Gürses yaptığı açıklamada; “Çatı üzerindeki bitki örtüsü, çatı yalıtım malzemesinin güneş ışınlarından ve hızlı sıcaklık değişimlerinden korunmasını ve böylece ömrünün uzamasını sağladığı gibi, bitkilerin ısı yalıtımı özelliği binalarda, kışın sıcaklık kaybını, yazın ise fazla ısınmayı engelleyerek enerji tasarrufu sağlanmasına katkıda bulunur. Ayrıca çatı üzerindeki bitki örtüsünün gürültüyü önleme, kısa süreli su baskınlarına engel olma, tozu tutma gibi olumlu birçok etkisi daha bulunmaktadır. Türkiye’de önemli boyuttaki ilk bitkilendirilmiş çatı uygulaması, 1978 yılında Me-Sa Güneş Sitesinde yapılan uygulamadır. Ancak sistem olarak yapılmayan bu uygulamalarda zamanla ciddi problemler yaşandığını biliyoruz.

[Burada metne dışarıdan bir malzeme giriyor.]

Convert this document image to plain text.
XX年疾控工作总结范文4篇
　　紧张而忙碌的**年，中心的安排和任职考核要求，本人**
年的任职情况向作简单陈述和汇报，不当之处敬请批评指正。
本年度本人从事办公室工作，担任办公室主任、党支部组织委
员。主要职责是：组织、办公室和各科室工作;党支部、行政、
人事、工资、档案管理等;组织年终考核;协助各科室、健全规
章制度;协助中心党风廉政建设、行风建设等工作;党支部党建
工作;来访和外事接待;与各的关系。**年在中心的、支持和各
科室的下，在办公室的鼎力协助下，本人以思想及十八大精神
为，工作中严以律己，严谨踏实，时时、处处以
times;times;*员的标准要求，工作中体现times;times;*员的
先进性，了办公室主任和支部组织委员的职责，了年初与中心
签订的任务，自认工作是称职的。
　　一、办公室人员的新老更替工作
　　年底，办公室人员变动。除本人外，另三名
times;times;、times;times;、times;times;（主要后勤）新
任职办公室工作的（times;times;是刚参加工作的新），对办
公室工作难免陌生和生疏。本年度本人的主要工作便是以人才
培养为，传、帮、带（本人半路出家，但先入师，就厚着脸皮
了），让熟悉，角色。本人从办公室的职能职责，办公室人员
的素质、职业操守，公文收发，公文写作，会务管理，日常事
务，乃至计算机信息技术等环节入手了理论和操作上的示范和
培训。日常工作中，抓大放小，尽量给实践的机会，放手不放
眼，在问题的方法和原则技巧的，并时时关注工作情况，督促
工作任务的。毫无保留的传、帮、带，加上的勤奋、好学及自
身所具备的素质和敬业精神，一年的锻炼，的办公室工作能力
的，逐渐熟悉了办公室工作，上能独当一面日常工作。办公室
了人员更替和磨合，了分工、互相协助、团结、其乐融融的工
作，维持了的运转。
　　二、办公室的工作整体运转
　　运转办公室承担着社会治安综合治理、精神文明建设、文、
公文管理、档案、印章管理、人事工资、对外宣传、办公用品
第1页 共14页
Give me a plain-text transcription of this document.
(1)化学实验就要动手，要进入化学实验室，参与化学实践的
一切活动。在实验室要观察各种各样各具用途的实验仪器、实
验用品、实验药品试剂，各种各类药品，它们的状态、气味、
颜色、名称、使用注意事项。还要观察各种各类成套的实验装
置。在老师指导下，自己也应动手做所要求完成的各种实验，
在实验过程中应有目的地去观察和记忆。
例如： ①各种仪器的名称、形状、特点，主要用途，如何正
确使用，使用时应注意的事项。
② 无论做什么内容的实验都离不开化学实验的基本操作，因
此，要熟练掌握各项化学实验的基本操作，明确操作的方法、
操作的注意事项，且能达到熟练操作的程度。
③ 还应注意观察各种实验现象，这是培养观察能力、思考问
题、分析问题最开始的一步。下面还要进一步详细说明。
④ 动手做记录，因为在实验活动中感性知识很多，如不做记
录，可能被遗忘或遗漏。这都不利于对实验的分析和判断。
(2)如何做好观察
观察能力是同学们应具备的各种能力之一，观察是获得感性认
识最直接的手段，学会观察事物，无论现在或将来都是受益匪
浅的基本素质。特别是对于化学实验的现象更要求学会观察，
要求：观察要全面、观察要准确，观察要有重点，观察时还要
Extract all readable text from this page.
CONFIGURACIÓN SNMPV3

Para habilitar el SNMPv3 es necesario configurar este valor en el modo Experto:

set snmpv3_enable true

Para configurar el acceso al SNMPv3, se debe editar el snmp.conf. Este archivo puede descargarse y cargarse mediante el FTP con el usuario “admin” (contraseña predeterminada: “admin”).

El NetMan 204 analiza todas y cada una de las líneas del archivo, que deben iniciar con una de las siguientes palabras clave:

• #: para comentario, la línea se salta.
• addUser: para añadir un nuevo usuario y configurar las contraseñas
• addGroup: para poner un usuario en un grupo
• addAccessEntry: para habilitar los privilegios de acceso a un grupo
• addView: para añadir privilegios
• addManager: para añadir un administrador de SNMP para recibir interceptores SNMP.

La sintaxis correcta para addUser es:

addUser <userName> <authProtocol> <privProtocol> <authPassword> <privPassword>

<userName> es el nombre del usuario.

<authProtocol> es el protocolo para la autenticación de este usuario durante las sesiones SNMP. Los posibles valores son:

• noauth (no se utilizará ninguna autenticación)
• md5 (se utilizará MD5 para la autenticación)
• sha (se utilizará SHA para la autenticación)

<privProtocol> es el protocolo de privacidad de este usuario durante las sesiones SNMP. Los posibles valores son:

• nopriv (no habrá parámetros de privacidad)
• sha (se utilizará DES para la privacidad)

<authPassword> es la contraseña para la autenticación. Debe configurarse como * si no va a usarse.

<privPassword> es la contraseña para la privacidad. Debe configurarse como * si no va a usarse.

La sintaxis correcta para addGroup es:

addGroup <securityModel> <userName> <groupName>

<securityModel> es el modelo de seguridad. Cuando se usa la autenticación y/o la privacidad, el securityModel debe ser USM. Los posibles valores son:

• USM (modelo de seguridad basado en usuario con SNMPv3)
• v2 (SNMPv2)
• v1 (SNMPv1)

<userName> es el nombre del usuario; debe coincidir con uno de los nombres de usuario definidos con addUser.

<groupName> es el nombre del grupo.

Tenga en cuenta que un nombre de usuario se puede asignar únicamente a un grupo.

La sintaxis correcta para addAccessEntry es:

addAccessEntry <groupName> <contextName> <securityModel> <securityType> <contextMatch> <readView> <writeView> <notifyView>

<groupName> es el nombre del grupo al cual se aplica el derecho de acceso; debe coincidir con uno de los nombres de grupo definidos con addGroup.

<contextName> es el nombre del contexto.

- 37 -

Türkiye’deki ilk teknik bitkilendirilmiş çatı uygulamalarının ise,  2003 yılında Dach und Wand fuarı ziyaretimde Zinco Firması ile tanışmamız ve çalışmakta olduğum firmanın,  yeşil çatılar konusunda geniş üretim ve uygulama deneyimine sahip uzman kuruluş ZINCO Ingenieurwerkstatt + Gründach systeme ile işbirliğine gitmesinden sonra başladığını söyleyebilirim. Türkiye’de, 2003 yılında Heybeliada’da, tarafımızdan yapılan butik otel bitkilendirilmiş çatısı uygulamasından bugüne kadar, 500 bin m2’nin üzerinde uygulama gerçekleştirilmiştir”

Şehirler Nefes Alıyor

“2011 yılına kadar oldukça yavaş ilerleyen bitkilendirilmiş çatı uygulamaları, son 5 yıl içinde hız kazanmış ve birçok üretici ve uygulamacı firma Türkiye piyasasına girmiştir” şeklinde konuşan Atila Gürses, “Bitkilendirilmiş çatı uygulamalarındaki en büyük zorluk, binaların strüktürüne zarar vermeyecek hafif malzemelerle, bitkiler için gerekli sağlıklı bir ortamın oluşturulmasıdır. Binayı sudan korumak amacı ile yapılacak olan su yalıtımı bitki köklerine dayanıklı olmalı ve yapı yönetmeliklerinin öngördüğü performansları sağlamalıdır. Sistemi oluşturan tüm elemanların, erime, çürüme, kırılma, yaşlanma v.b. mekanik ve kimyasal etkilere karşı dayanıklı oldukları testlerle belirlenip, sertifikalandırılmış olmaları zorunludur. Aksi halde toprak altında kalan sistem bileşenleri birkaç yıl içinde özelliklerini kaybedip, bitkilerin ölmesine ve sistemin iflas etmesine neden olabilir” diye konuştu.